Les Parties signataires se réuniront au moins trois mois avant son terme pour engager des négociations en vue de son éventuel renouvellement ou de la signature d’un nouvel Accord.
Article 3. Principe de non-cumul et modification des textes légaux Les avantages résultant des dispositions du présent Accord ne se cumulent pas à ceux déjà existants, ayant le même objet ou la même cause, et ce qu’elle qu’en soit la source.
De même, les avantages du présent Accord ne sauraient se cumuler avec ceux qui pourront être accordés pour le même objet ou la même cause à la suite de dispositions légales, réglementaires, conventionnelles, contractuelles ou autres. Par ailleurs, les Parties conviennent que dans le cas où la législation relative aux thèmes de cet Accord serait modifiée, elles se réuniront pour envisager toute modification qui leur paraîtrait nécessaire et induite par ces modifications dans les conditions prévues à l’article ci-dessous.
Article 4. Révision et Dénonciation de l’Accord
Il pourra être révisé dans les conditions prévues aux Articles L.2222-5 et L.2261-7 du Code du travail, à tout moment, par Accord conclu entre l’Entreprise et une ou plusieurs Organisations Syndicales signataires du présent Accord, ou qui y auront adhéré.

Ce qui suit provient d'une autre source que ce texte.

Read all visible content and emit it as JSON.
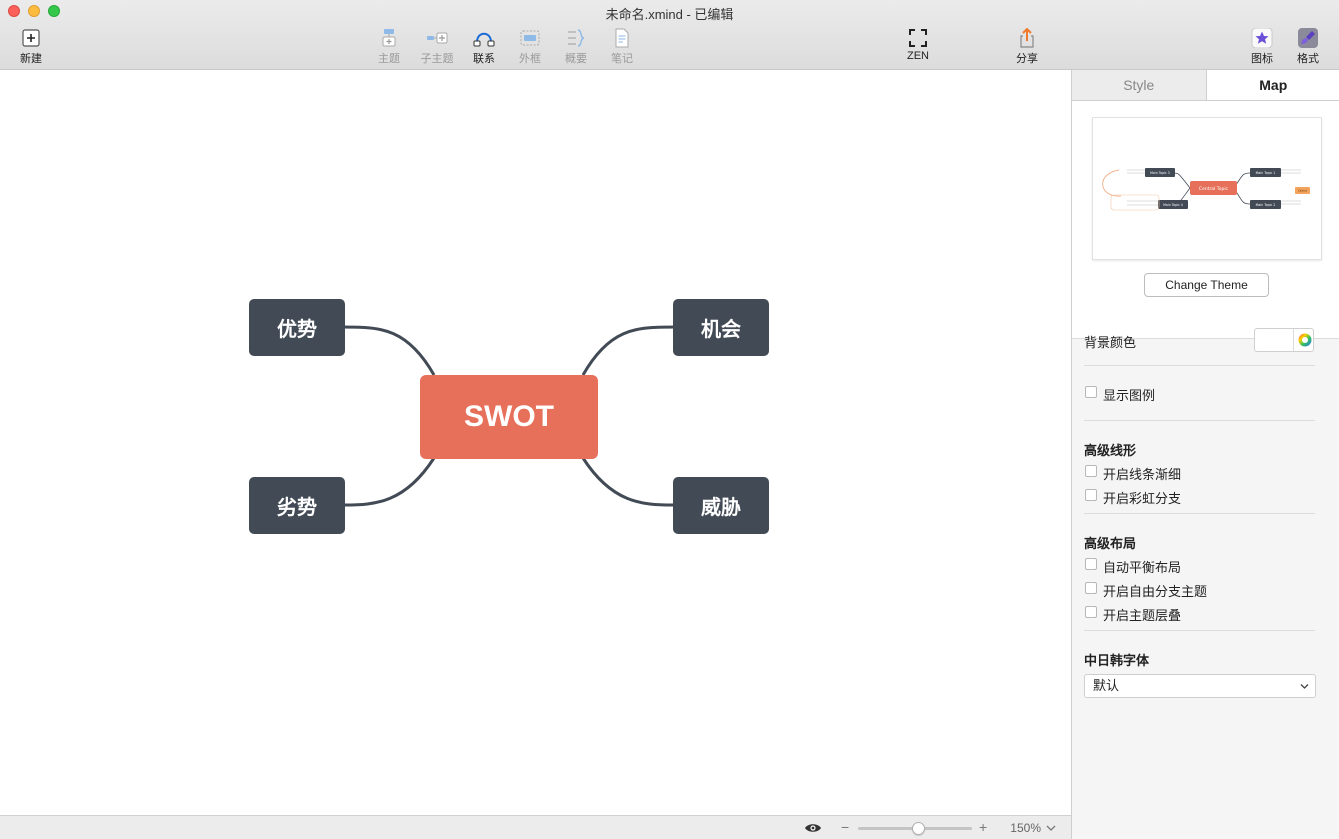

L’Accord pourra également être dénoncé dans les conditions de l’Article L.2261-9 du Code du travail, sous réserve du respect d’un délai de préavis de 3 mois conformément à l’article L2222-6 du Code du travail.
Article 5. Publicité de l’Accord
Conformément aux articles D.2231-2 à D2231-8 du Code du travail et à l’issue du délai d’opposition, le présent Accord sera déposé à la Direction Régionale et Interdépartementale de l’Economie, de l’Emploi, du Travail et des Solidarités (DRIEETS) et au secrétariat-greffe du Conseil des Prud’hommes.
Le présent Accord fera l’objet de formalités de publicité prévues aux articles L.2262-6 et R.2262-1 à R.2262-2 du Code du travail.
Fait à Roissy en 7 exemplaires originaux, le 28 novembre 2024.